Elderly are offered the front seats. Dust-gray perms meander down the aisles. I hear jarring, senile bickering. Bettys and Margaries shouting they’ll love the show though they forgot their glasses. Teachers, friends, unknowns are given standing room in the lobby. They squint at the stage from the lobby doors.
All actors are ushered backstage.
Where was Isaac? A tiny slit in the curtains allows me to peek out from the theatre black. And there he is- the bespectacled face mentally measuring the stage dimensions. Eyes glide left then glide right. Mouthing silently something like: twenty feet? No, thirty feet, probably.
He had never seen a play before. He had told me he meant to but there was an emergency summer Mathletes lecture. I had been there. Now I was here, waiting for cues, sweating in face paint and costume.
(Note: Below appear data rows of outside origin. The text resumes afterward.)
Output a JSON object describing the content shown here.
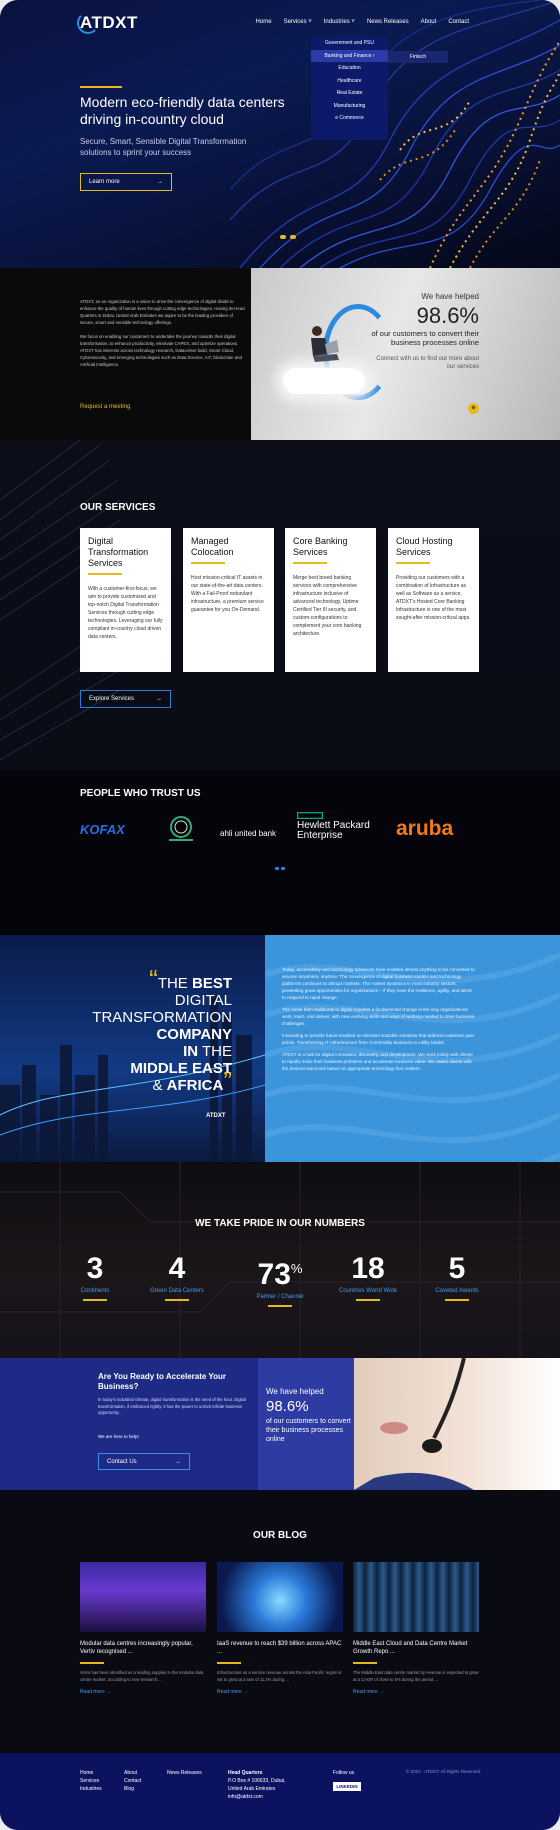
{
  "header": {
    "logo": "ATDXT",
    "nav": [
      "Home",
      "Services",
      "Industries",
      "News Releases",
      "About",
      "Contact"
    ],
    "dropdown": [
      "Government and PSU",
      "Banking and Finance",
      "Education",
      "Healthcare",
      "Real Estate",
      "Manufacturing",
      "e Commerce"
    ],
    "subdropdown": "Fintech"
  },
  "hero": {
    "title": "Modern eco-friendly data centers driving in-country cloud",
    "subtitle": "Secure, Smart, Sensible Digital Transformation solutions to sprint your success",
    "cta": "Learn more",
    "arrow": "→"
  },
  "about": {
    "p1": "ATDXT, as an organization is a vision to drive the convergence of digital divide to enhance the quality of human lives through cutting edge technologies. Having its Head Quarters in Dubai, United Arab Emirates we aspire to be the leading providers of secure, smart and sensible technology offerings.",
    "p2": "We focus on enabling our customers to undertake the journey towards their digital transformation, to enhance productivity, eliminate CAPEX, and optimize operations. ATDXT has interests across technology research, Datacenter build, Smart Cloud, Cybersecurity, and emerging technologies such as Data Science, IoT, blockchain and Artificial Intelligence.",
    "link": "Request a meeting",
    "helped_a": "We have helped",
    "helped_pct": "98.6%",
    "helped_c": "of our customers to convert their business processes online",
    "helped_d": "Connect with us to find out more about our services",
    "btn_icon": "⊕"
  },
  "services": {
    "title": "OUR SERVICES",
    "cards": [
      {
        "title": "Digital Transformation Services",
        "desc": "With a customer-first-focus, we aim to provide customized and top-notch Digital Transformation Services through cutting edge technologies. Leveraging our fully compliant in-country cloud driven data centers."
      },
      {
        "title": "Managed Colocation",
        "desc": "Host mission-critical IT assets in our state-of-the-art data centers. With a Fail-Proof redundant infrastructure, a premium service guarantee for you On-Demand."
      },
      {
        "title": "Core Banking Services",
        "desc": "Merge best breed banking services with comprehensive infrastructure inclusive of advanced technology, Uptime Certified Tier III security, and custom-configurations to complement your core banking architecture."
      },
      {
        "title": "Cloud Hosting Services",
        "desc": "Providing our customers with a combination of Infrastructure as well as Software as a service, ATDXT's Hosted Core Banking Infrastructure is one of the most sought-after mission-critical apps."
      }
    ],
    "cta": "Explore Services"
  },
  "trust": {
    "title": "PEOPLE WHO TRUST US",
    "logos": [
      "KOFAX",
      "ahli united bank",
      "Hewlett Packard Enterprise",
      "aruba"
    ]
  },
  "best": {
    "l1": "THE ",
    "l1b": "BEST",
    "l2": "DIGITAL",
    "l3": "TRANSFORMATION",
    "l4": "COMPANY",
    "l5": "IN",
    "l5b": " THE",
    "l6": "MIDDLE EAST",
    "l7": "& ",
    "l7b": "AFRICA",
    "brand": "ATDXT",
    "p1": "Today, accessibility and technology advances have enabled almost anything to be converted to anyone anywhere, anytime. The convergence of digital business models and technology platforms continues to disrupt markets. The market dynamics in most industry sectors, presenting great opportunities for organizations – if they have the resilience, agility, and talent to respond to rapid change.",
    "p2": "The move from traditional to digital requires a fundamental change in the way organizations work, learn, and deliver, with new evolving skills and ways of working needed to drive business challenges.",
    "p3": "Innovating to provide future enabled on-demand scalable solutions that address customer pain points. Transforming IT Infrastructure from Commodity Business to Utility Model.",
    "p4": "ATDXT is a hub for digital innovation, discovery, and development. We work jointly with clients to rapidly solve their business problems and accelerate business value. We assist clients with the desired outcomes based on appropriate technology that matters."
  },
  "numbers": {
    "title": "WE TAKE PRIDE IN OUR NUMBERS",
    "items": [
      {
        "value": "3",
        "sup": "",
        "label": "Continents"
      },
      {
        "value": "4",
        "sup": "",
        "label": "Green Data Centers"
      },
      {
        "value": "73",
        "sup": "%",
        "label": "Partner / Channel"
      },
      {
        "value": "18",
        "sup": "",
        "label": "Countries World Wide"
      },
      {
        "value": "5",
        "sup": "",
        "label": "Coveted Awards"
      }
    ]
  },
  "ready": {
    "title": "Are You Ready to Accelerate Your Business?",
    "p": "In today's industrial climate, digital transformation is the need of the hour. Digital transformation, if embraced rightly. It has the power to unlock infinite business opportunity.",
    "small": "We are here to help!",
    "cta": "Contact Us",
    "helped_a": "We have helped",
    "helped_pct": "98.6%",
    "helped_c": "of our customers to convert their business processes online"
  },
  "blog": {
    "title": "OUR BLOG",
    "posts": [
      {
        "title": "Modular data centres increasingly popular, Vertiv recognised ...",
        "desc": "Vertiv has been identified as a leading supplier in the modular data centre market, according to new research ...",
        "more": "Read more"
      },
      {
        "title": "IaaS revenue to reach $39 billion across APAC ...",
        "desc": "Infrastructure as a service revenue across the Asia Pacific region is set to grow at a rate of 11.2% during ...",
        "more": "Read more"
      },
      {
        "title": "Middle East Cloud and Data Centre Market Growth Repo ...",
        "desc": "The Middle East data centre market by revenue is expected to grow at a CAGR of close to 5% during the period ...",
        "more": "Read more"
      }
    ]
  },
  "footer": {
    "col1": [
      "Home",
      "Services",
      "Industries"
    ],
    "col2": [
      "About",
      "Contact",
      "Blog"
    ],
    "col3": [
      "News Releases"
    ],
    "hq_title": "Head Quarters",
    "hq": [
      "P.O Box # 106633, Dubai,",
      "United Arab Emirates",
      "info@atdxt.com"
    ],
    "follow": "Follow us",
    "linkedin": "LINKEDIN",
    "copyright": "© 2021 - ATDXT. All Rights Reserved."
  }
}
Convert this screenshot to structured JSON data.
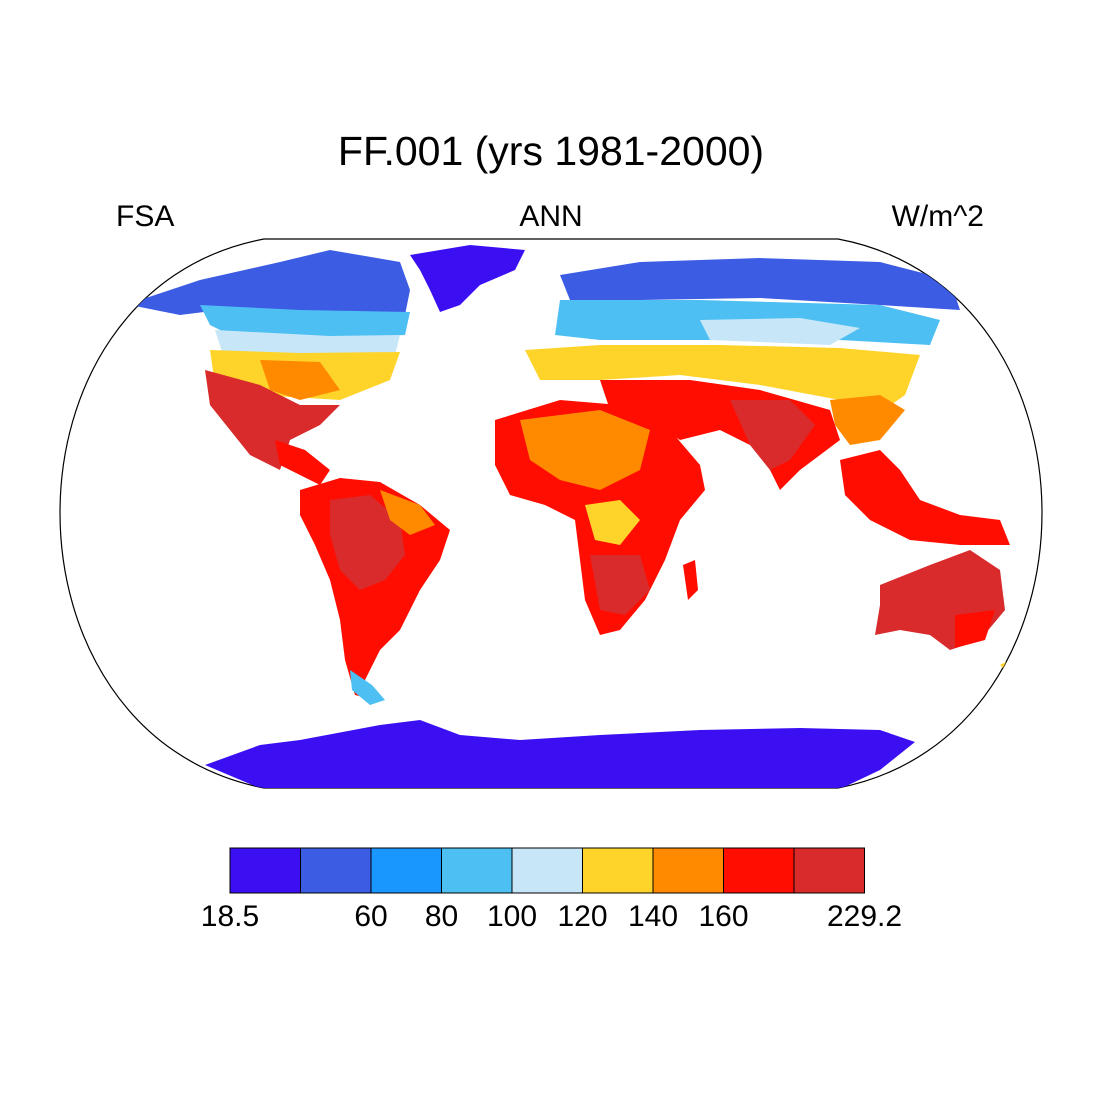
{
  "title": "FF.001 (yrs 1981-2000)",
  "subtitle_left": "FSA",
  "subtitle_center": "ANN",
  "subtitle_right": "W/m^2",
  "colorbar": {
    "colors": [
      "#3b0ff2",
      "#3c5ce4",
      "#1a96ff",
      "#4dbff2",
      "#c7e6f8",
      "#ffd42a",
      "#ff8a00",
      "#ff0d00",
      "#d92b2b"
    ],
    "labels": [
      {
        "text": "18.5",
        "boundary": 0
      },
      {
        "text": "60",
        "boundary": 2
      },
      {
        "text": "80",
        "boundary": 3
      },
      {
        "text": "100",
        "boundary": 4
      },
      {
        "text": "120",
        "boundary": 5
      },
      {
        "text": "140",
        "boundary": 6
      },
      {
        "text": "160",
        "boundary": 7
      },
      {
        "text": "229.2",
        "boundary": 9
      }
    ]
  },
  "map": {
    "projection": "robinson",
    "ocean_color": "#ffffff"
  }
}
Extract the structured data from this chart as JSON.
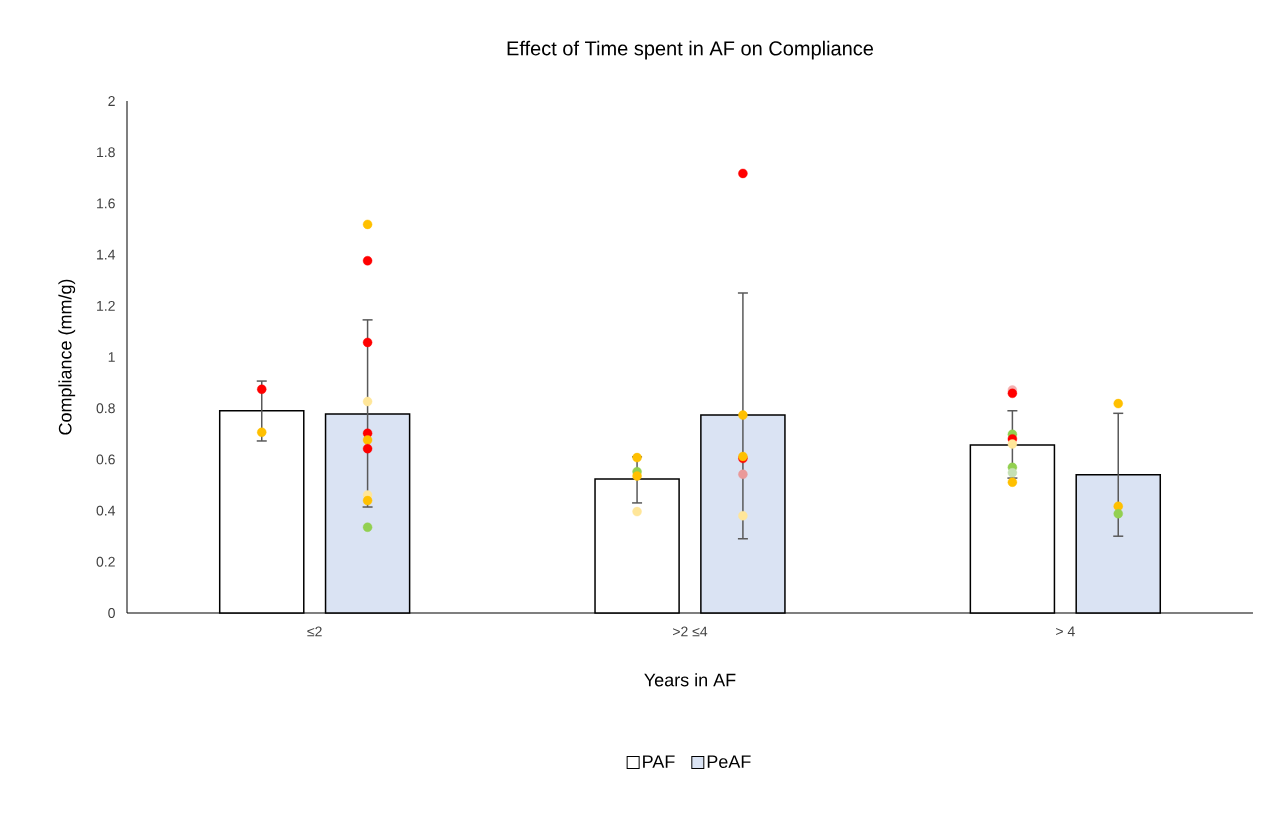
{
  "chart_data": {
    "type": "bar",
    "title": "Effect of Time spent in AF on Compliance",
    "xlabel": "Years in AF",
    "ylabel": "Compliance (mm/g)",
    "categories": [
      "≤2",
      ">2 ≤4",
      "> 4"
    ],
    "series": [
      {
        "name": "PAF",
        "color": "#ffffff",
        "values": [
          0.79,
          0.523,
          0.656
        ],
        "errors": [
          [
            0.672,
            0.906
          ],
          [
            0.43,
            0.61
          ],
          [
            0.527,
            0.79
          ]
        ]
      },
      {
        "name": "PeAF",
        "color": "#dae3f3",
        "values": [
          0.777,
          0.773,
          0.54
        ],
        "errors": [
          [
            0.414,
            1.145
          ],
          [
            0.29,
            1.25
          ],
          [
            0.3,
            0.78
          ]
        ]
      },
      {
        "type": "scatter",
        "x": [
          "≤2",
          "≤2",
          ">2 ≤4",
          ">2 ≤4",
          ">2 ≤4",
          ">2 ≤4",
          "> 4",
          "> 4",
          "> 4",
          "> 4",
          "> 4",
          "> 4",
          "> 4",
          "> 4"
        ],
        "values": [
          0.874,
          0.706,
          0.607,
          0.552,
          0.535,
          0.396,
          0.871,
          0.858,
          0.698,
          0.68,
          0.66,
          0.569,
          0.548,
          0.511
        ],
        "colors": [
          "#ff0000",
          "#ffc000",
          "#ffc000",
          "#92d050",
          "#ffc000",
          "#ffe699",
          "#f4b0b0",
          "#ff0000",
          "#92d050",
          "#ff0000",
          "#ffe699",
          "#92d050",
          "#c5e0b4",
          "#ffc000"
        ]
      },
      {
        "type": "scatter",
        "x": [
          "≤2",
          "≤2",
          "≤2",
          "≤2",
          "≤2",
          "≤2",
          "≤2",
          "≤2",
          "≤2",
          "≤2",
          ">2 ≤4",
          ">2 ≤4",
          ">2 ≤4",
          ">2 ≤4",
          ">2 ≤4",
          ">2 ≤4",
          "> 4",
          "> 4",
          "> 4"
        ],
        "values": [
          1.518,
          1.376,
          1.057,
          0.826,
          0.702,
          0.676,
          0.642,
          0.461,
          0.439,
          0.335,
          1.717,
          0.773,
          0.604,
          0.611,
          0.542,
          0.38,
          0.818,
          0.417,
          0.388
        ],
        "colors": [
          "#ffc000",
          "#ff0000",
          "#ff0000",
          "#ffe699",
          "#ff0000",
          "#ffc000",
          "#ff0000",
          "#ffe699",
          "#ffc000",
          "#92d050",
          "#ff0000",
          "#ffc000",
          "#ff0000",
          "#ffc000",
          "#ea9999",
          "#ffe699",
          "#ffc000",
          "#ffc000",
          "#92d050"
        ]
      }
    ],
    "ylim": [
      0,
      2
    ],
    "yticks": [
      0,
      0.2,
      0.4,
      0.6,
      0.8,
      1,
      1.2,
      1.4,
      1.6,
      1.8,
      2
    ],
    "grid": false,
    "legend": "bottom",
    "marker": "circle"
  }
}
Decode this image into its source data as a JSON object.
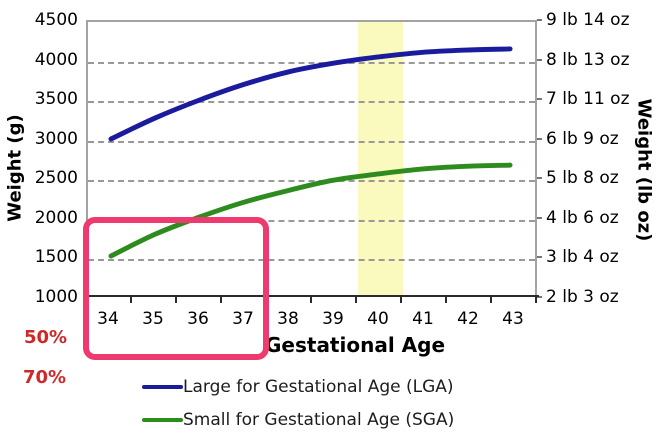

House lights dim and Bettys and Margaries start cheering, forgetting it’s just beginning. They’d forget again at the end. Some-kid-named Neil claps me on the back.
He says, “Good luck. Break a leg.”
There’s more cheering and my own ventricles burst to confetti.
I’d better use that luck. Now.
But cheers for what, confetti for what? A performance? Our final display-? By no means is this our apex. Performance, achievement, success. All the world’s a stage and we’ve got the wrong audience. Stuck in the middle without the Hollywood talent agents or MIT professors. Peering out from backstage, curtain pulled back, I thought: prepare, prepare, prepare- let’s just call this practice.